First they discussed the details of the assassination: the attackers had revolvers, but they fired only into the air, to cause fright and confusion; the unfortunate Okubo had tried to protect himself from the sword blades with his bare hands, so his forearms were covered in slashes; the fatal blow had split the brilliant minister’s head in half; from the scene of the killing, the conspirators had gone straight to the police to surrender and had submitted a written statement, in which the dictator was declared a usurper and enemy of the nation; all six were former samurai from Satsuma, their victim’s home region.

Fandorin was astounded.

‘They surrendered? They didn’t try to kill themselves?’

‘There’s no point now,’ the consul explained. ‘They’ve done their job. There will be a trial, they will make beautiful speeches, the public will regard them as heroes. Plays will be written about them, and prints will be made. And then, of course, they’ll chop their heads off, but they have secured themselves an honourable place in Japanese history.’

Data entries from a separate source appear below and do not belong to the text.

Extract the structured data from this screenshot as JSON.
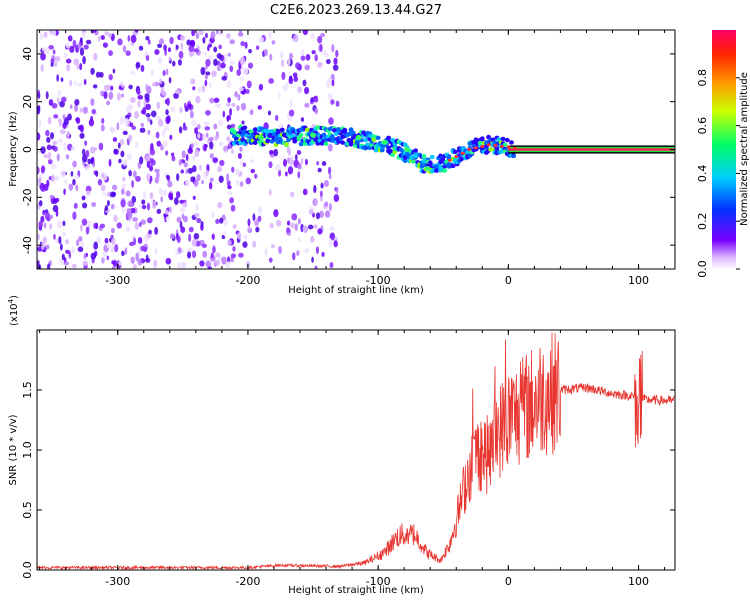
{
  "title": "C2E6.2023.269.13.44.G27",
  "spectrogram": {
    "type": "heatmap",
    "xlabel": "Height of straight line (km)",
    "ylabel": "Frequency (Hz)",
    "xlim": [
      -362,
      128
    ],
    "ylim": [
      -50,
      50
    ],
    "xticks": [
      -300,
      -200,
      -100,
      0,
      100
    ],
    "yticks": [
      -40,
      -20,
      0,
      20,
      40
    ],
    "colorbar": {
      "label": "Normalized spectral amplitude",
      "range": [
        0,
        1
      ],
      "ticks": [
        "0.0",
        "0.2",
        "0.4",
        "0.6",
        "0.8"
      ]
    },
    "ridge": [
      {
        "x": -200,
        "f": 6
      },
      {
        "x": -180,
        "f": 5
      },
      {
        "x": -150,
        "f": 6
      },
      {
        "x": -120,
        "f": 5
      },
      {
        "x": -100,
        "f": 3
      },
      {
        "x": -80,
        "f": -1
      },
      {
        "x": -65,
        "f": -6
      },
      {
        "x": -50,
        "f": -6
      },
      {
        "x": -40,
        "f": -3
      },
      {
        "x": -30,
        "f": 0
      },
      {
        "x": -15,
        "f": 2
      },
      {
        "x": 0,
        "f": 1
      },
      {
        "x": 10,
        "f": 0
      },
      {
        "x": 128,
        "f": 0
      }
    ]
  },
  "snr_plot": {
    "type": "line",
    "xlabel": "Height of straight line (km)",
    "ylabel": "SNR (10 * v/v)",
    "scale_label": "(x10",
    "scale_exp": "4",
    "scale_close": ")",
    "xlim": [
      -362,
      128
    ],
    "ylim": [
      0,
      2
    ],
    "xticks": [
      -300,
      -200,
      -100,
      0,
      100
    ],
    "yticks": [
      "0.0",
      "0.5",
      "1.0",
      "1.5"
    ],
    "color": "#e8352f",
    "envelope": [
      {
        "x": -362,
        "y": 0.02
      },
      {
        "x": -200,
        "y": 0.02
      },
      {
        "x": -175,
        "y": 0.04
      },
      {
        "x": -130,
        "y": 0.03
      },
      {
        "x": -110,
        "y": 0.06
      },
      {
        "x": -95,
        "y": 0.15
      },
      {
        "x": -85,
        "y": 0.28
      },
      {
        "x": -78,
        "y": 0.3
      },
      {
        "x": -72,
        "y": 0.3
      },
      {
        "x": -62,
        "y": 0.14
      },
      {
        "x": -52,
        "y": 0.08
      },
      {
        "x": -45,
        "y": 0.22
      },
      {
        "x": -38,
        "y": 0.5
      },
      {
        "x": -30,
        "y": 0.85
      },
      {
        "x": -22,
        "y": 1.0
      },
      {
        "x": -15,
        "y": 0.95
      },
      {
        "x": -8,
        "y": 1.15
      },
      {
        "x": 0,
        "y": 1.25
      },
      {
        "x": 10,
        "y": 1.32
      },
      {
        "x": 25,
        "y": 1.45
      },
      {
        "x": 40,
        "y": 1.5
      },
      {
        "x": 60,
        "y": 1.52
      },
      {
        "x": 80,
        "y": 1.47
      },
      {
        "x": 95,
        "y": 1.45
      },
      {
        "x": 105,
        "y": 1.42
      },
      {
        "x": 128,
        "y": 1.41
      }
    ]
  }
}
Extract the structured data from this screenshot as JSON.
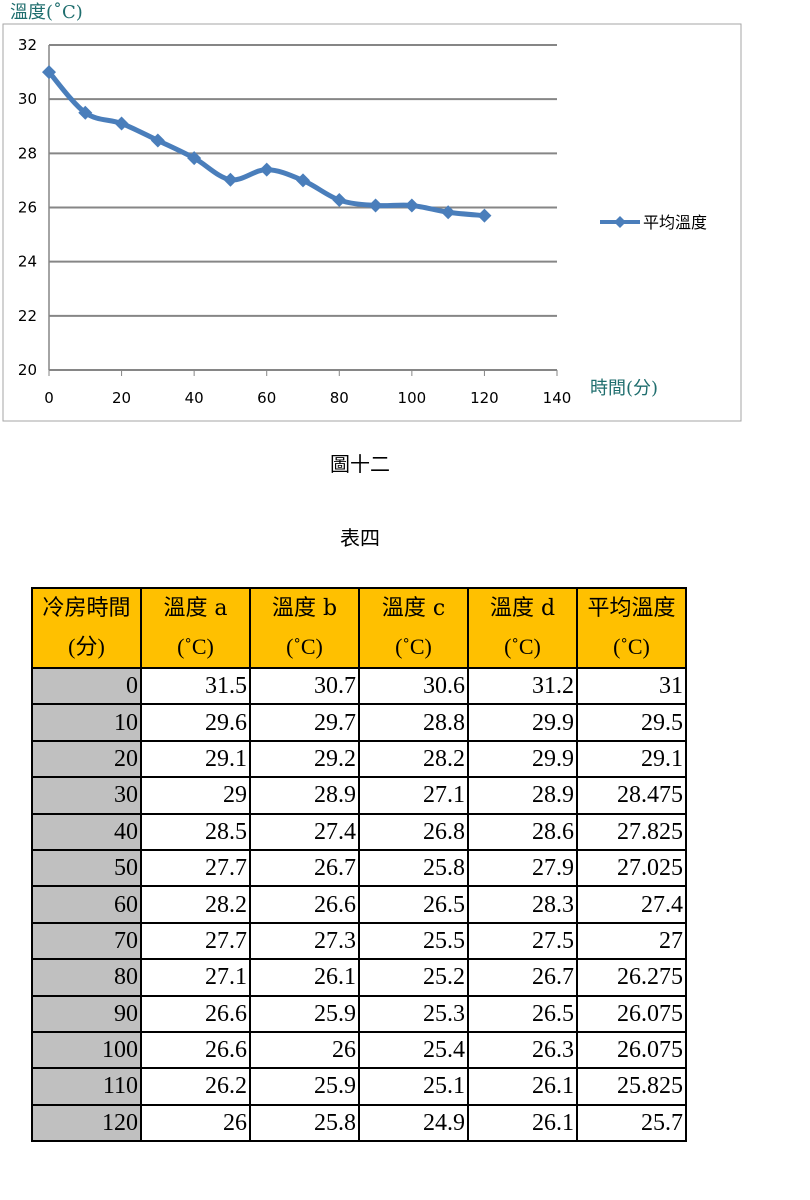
{
  "chart_data": {
    "type": "line",
    "ylabel": "溫度(˚C)",
    "xlabel": "時間(分)",
    "xlim": [
      0,
      140
    ],
    "ylim": [
      20,
      32
    ],
    "x_ticks": [
      "0",
      "20",
      "40",
      "60",
      "80",
      "100",
      "120",
      "140"
    ],
    "y_ticks": [
      "20",
      "22",
      "24",
      "26",
      "28",
      "30",
      "32"
    ],
    "grid": "horizontal",
    "legend_position": "right",
    "series": [
      {
        "name": "平均溫度",
        "color": "#4a7ebb",
        "x": [
          0,
          10,
          20,
          30,
          40,
          50,
          60,
          70,
          80,
          90,
          100,
          110,
          120
        ],
        "y": [
          31,
          29.5,
          29.1,
          28.475,
          27.825,
          27.025,
          27.4,
          27,
          26.275,
          26.075,
          26.075,
          25.825,
          25.7
        ]
      }
    ]
  },
  "figure_caption": "圖十二",
  "table_caption": "表四",
  "table": {
    "headers": [
      {
        "label": "冷房時間",
        "unit": "(分)"
      },
      {
        "label": "溫度 a",
        "unit": "(˚C)"
      },
      {
        "label": "溫度 b",
        "unit": "(˚C)"
      },
      {
        "label": "溫度 c",
        "unit": "(˚C)"
      },
      {
        "label": "溫度 d",
        "unit": "(˚C)"
      },
      {
        "label": "平均溫度",
        "unit": "(˚C)"
      }
    ],
    "rows": [
      [
        "0",
        "31.5",
        "30.7",
        "30.6",
        "31.2",
        "31"
      ],
      [
        "10",
        "29.6",
        "29.7",
        "28.8",
        "29.9",
        "29.5"
      ],
      [
        "20",
        "29.1",
        "29.2",
        "28.2",
        "29.9",
        "29.1"
      ],
      [
        "30",
        "29",
        "28.9",
        "27.1",
        "28.9",
        "28.475"
      ],
      [
        "40",
        "28.5",
        "27.4",
        "26.8",
        "28.6",
        "27.825"
      ],
      [
        "50",
        "27.7",
        "26.7",
        "25.8",
        "27.9",
        "27.025"
      ],
      [
        "60",
        "28.2",
        "26.6",
        "26.5",
        "28.3",
        "27.4"
      ],
      [
        "70",
        "27.7",
        "27.3",
        "25.5",
        "27.5",
        "27"
      ],
      [
        "80",
        "27.1",
        "26.1",
        "25.2",
        "26.7",
        "26.275"
      ],
      [
        "90",
        "26.6",
        "25.9",
        "25.3",
        "26.5",
        "26.075"
      ],
      [
        "100",
        "26.6",
        "26",
        "25.4",
        "26.3",
        "26.075"
      ],
      [
        "110",
        "26.2",
        "25.9",
        "25.1",
        "26.1",
        "25.825"
      ],
      [
        "120",
        "26",
        "25.8",
        "24.9",
        "26.1",
        "25.7"
      ]
    ]
  }
}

After that they moved on to the main item on the agenda – discussing the political situation and forecasting imminent changes. Two of the men – the consul and the maritime agent – argued, the others listened.

‘Japan will now inevitably be transformed from our ally into our rival and, with time, our sworn enemy,’ Vsevolod Vitalievich prophesied morosely. ‘Such, I fear, is the law of political physics. Under Okubo, an advocate of strict control over all aspects of social life, Japan was developing along the Russian path; a firm vertical structure of power, state management of the basic industrial sectors, no democratic games. But now the hour of the English party has been ushered in. The country will turn on to the British path – with a parliament and political parties, with the development of private capital on a large scale. And what is the British model of development, gentlemen? It is outward extension and expansion, a gaseous state, that is, the urge to fill all available space: a weak Korea, a decrepit China. That is the ground on which we will meet the Japanese tiger.’